I have no fears of my child being stupid. Simply, I like to spend my money. There's worse ways to spend money in a commercially driven world. Thank the USA that I live in a free market!

If I don't want the old wood hand made toy, I can buy the funny doll with the numbers oddly sewn on. Heck, I also buy paper towels when clearly cloth ones are available and reusable. I have money to spend, I will spend it... even if it's on hypermarketing. I buy many things that are not based on fear, function, need, or value.

Let's not think too much about something so simple.

Candice H. said...

I think the last anonymous poster is missing the point. Your child does not need Mom or TV to entertain him/her. Children need slow, careful, creative, reflective time... and babies needs LOTS of it. They need input-free time to decide where to aim their senses on their own. Having small amounts of intense 'quality time' with a baby can 'fill them up' with social, connected time and leave them relaxed and curious to explore on their own for a while. Babies and children without sufficient 'me' time are not being allowed the opportunity to learn how to be on their own and will build a constant need for input/entertainment... which is the exact opposite of what a parent-working-at-home wants. If the goal is self-sufficiency, then we need to really let them explore on their own, without the direction that comes from TV and these electronic toys. Sure they're not EVIL but in many ways they are counterproductive, so logically a waste of the child's time, which is to me far more valuable than your money.

Anonymous said...

Love the post. It is so hard in this day to resist the marketing hype - especially when all around you are succombing - not just to teh videos - but the endless 'extension' activities of music and movement, art class,... and so it goes on.

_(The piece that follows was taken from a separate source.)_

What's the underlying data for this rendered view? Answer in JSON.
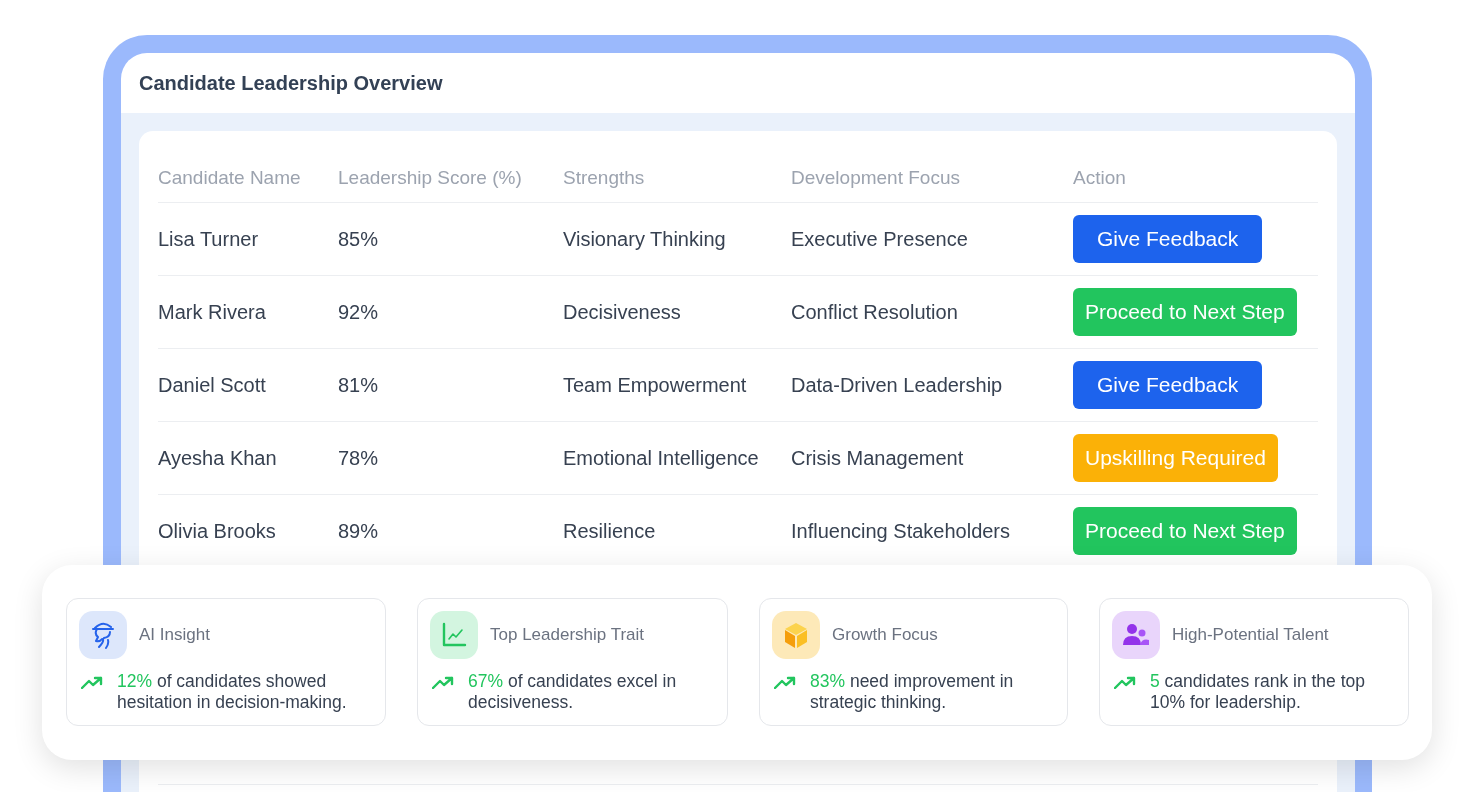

I have two profoundly gifted kids. I have always bucked the trend of noisy, electronic, gimmecky, flashing lights etc. My kids have blocks. And pans and joined me making cookies in the kitchen. My eldest (who has just tunred 4) has been independent reading for over a year now. She learnt by reading my shopping list, working out recipes, and doing every day play. These comapnaies want parents to pay so that they can feel better that they don't spend enough time with their kids. It's a quick fix. "I won't read to you. Look this stupid bear will read it instead." It's just too much effort to help you play and learn!